No Stopping Train is the magnum opus and final novel of the late writer Les Plesko, a powerful, swirling novel of memory and violence set during the Hungarian Revolution.
The Hungarian Revolution of 1956 was a spontaneous nationwide revolt following World War II that spread quickly across the destabilizing country. A new government pledged to re-establish free elections until a large Soviet force invaded, killing more than 2500 Hungarians and forcing 200,000 Hungarians to flee the country. Mass arrests and denunciations continued for months until a new Soviet-installed government suppressed all opposition. Public discussion of this revolution was suppressed in Hungary for more than thirty years.
Although the revolution failed, it served as a source of great inspiration to many Hungarians, and here Les Plesko taps into his country’s history as the dramatic backdrop to his most accomplished and powerful novel. Sandor and Margit are young lovers suffering with their nation through the degradations of war, hunger, and political oppression in Budapest. Into their lives comes the mercurial Erzsebet – ravaged, war-torn, alluring. Their eventual love triangle upends an already tenuous existence and threatens what little safety they have found in a nation on the brink of revolution. When Sandor’s activities as an underground publisher are exposed in a vicious act of betrayal, the lives of each of our characters will never be the same.
No Stopping Train is a stylistic tour de force and the final work of Les Plesko.
In his presence, I saw how deeply I feel entitled to happiness. Not expecting life to deliver happiness, but believing it can deliver meaning, Les showed us all his working method. Year after year, day in, day out. For us, he was and is a writers’ writer. Uncompromising. Unbought. Free.

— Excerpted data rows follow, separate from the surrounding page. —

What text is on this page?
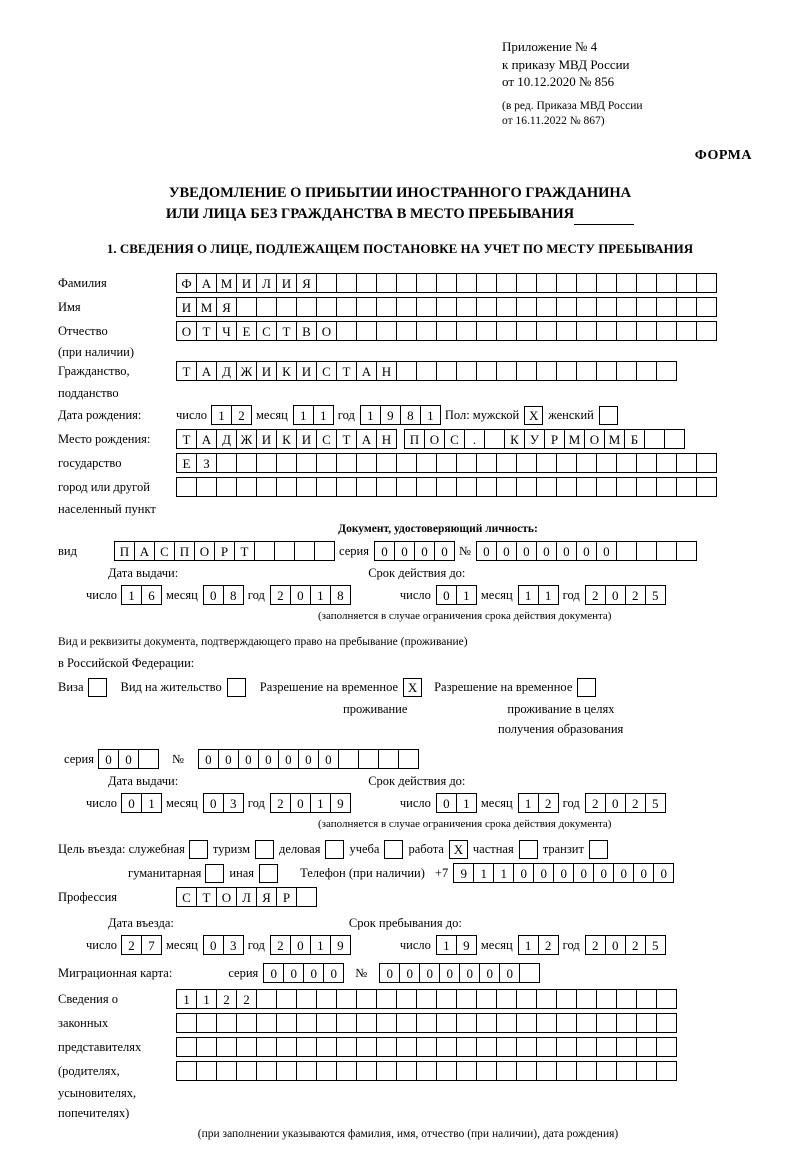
Приложение № 4
к приказу МВД России
от 10.12.2020 № 856
(в ред. Приказа МВД России
от 16.11.2022 № 867)
ФОРМА
УВЕДОМЛЕНИЕ О ПРИБЫТИИ ИНОСТРАННОГО ГРАЖДАНИНА
ИЛИ ЛИЦА БЕЗ ГРАЖДАНСТВА В МЕСТО ПРЕБЫВАНИЯ
1. СВЕДЕНИЯ О ЛИЦЕ, ПОДЛЕЖАЩЕМ ПОСТАНОВКЕ НА УЧЕТ ПО МЕСТУ ПРЕБЫВАНИЯ
Фамилия	Ф А М И Л И Я
Имя	И М Я
Отчество	О Т Ч Е С Т В О
(при наличии)
Гражданство,	Т А Д Ж И К И С Т А Н
подданство
Дата рождения:	число 1	2 месяц 1	1 год 1	9	8	1 Пол: мужской X женский
Место рождения:	Т А Д Ж И К И С Т А Н	П О С	.	К У Р М О М Б
государство	Е З
город или другой
населенный пункт
Документ, удостоверяющий личность:
вид	П А С П О Р Т	серия 0	0	0	0 № 0	0	0	0	0	0	0
Дата выдачи:	Срок действия до:
число 1	6 месяц 0	8 год 2	0	1	8	число 0	1 месяц 1	1 год 2	0	2	5
(заполняется в случае ограничения срока действия документа)
Вид и реквизиты документа, подтверждающего право на пребывание (проживание)
в Российской Федерации:
Виза	Вид на жительство	Разрешение на временное X	Разрешение на временное
проживание	проживание в целях
получения образования
серия 0	0	№	0	0	0	0	0	0	0
Дата выдачи:	Срок действия до:
число 0	1 месяц 0	3 год 2	0	1	9	число 0	1 месяц 1	2 год 2	0	2	5
(заполняется в случае ограничения срока действия документа)
Цель въезда: служебная туризм деловая учеба работа X частная транзит
гуманитарная иная	Телефон (при наличии) +7 9	1	1	0	0	0	0	0	0	0	0
Профессия	С Т О Л Я Р
Дата въезда:	Срок пребывания до:
число 2	7 месяц 0	3 год 2	0	1	9	число 1	9 месяц 1	2 год 2	0	2	5
Миграционная карта:	серия 0	0	0	0	№	0	0	0	0	0	0	0
Сведения о	1	1	2	2
законных
представителях
(родителях,
усыновителях,
попечителях)
(при заполнении указываются фамилия, имя, отчество (при наличии), дата рождения)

In his works the guy never got the girl, the condition was always terminal, the rain always a portent of flood. He believed the small moments of grace we gave each other, human to human, was all there was, all there would ever be.
[O]ne ultimately comes away seduced by Plesko’s prose.
Here, the reader will find a masterwork in language and imagery . . . Bearing the weight of his literary career, Plesko’s long-awaited novel is a powerful meditation on his own country’s history and the expansiveness of humanity. Fans of historical fiction will be flummoxed, while serious readers of literary fiction will rejoice.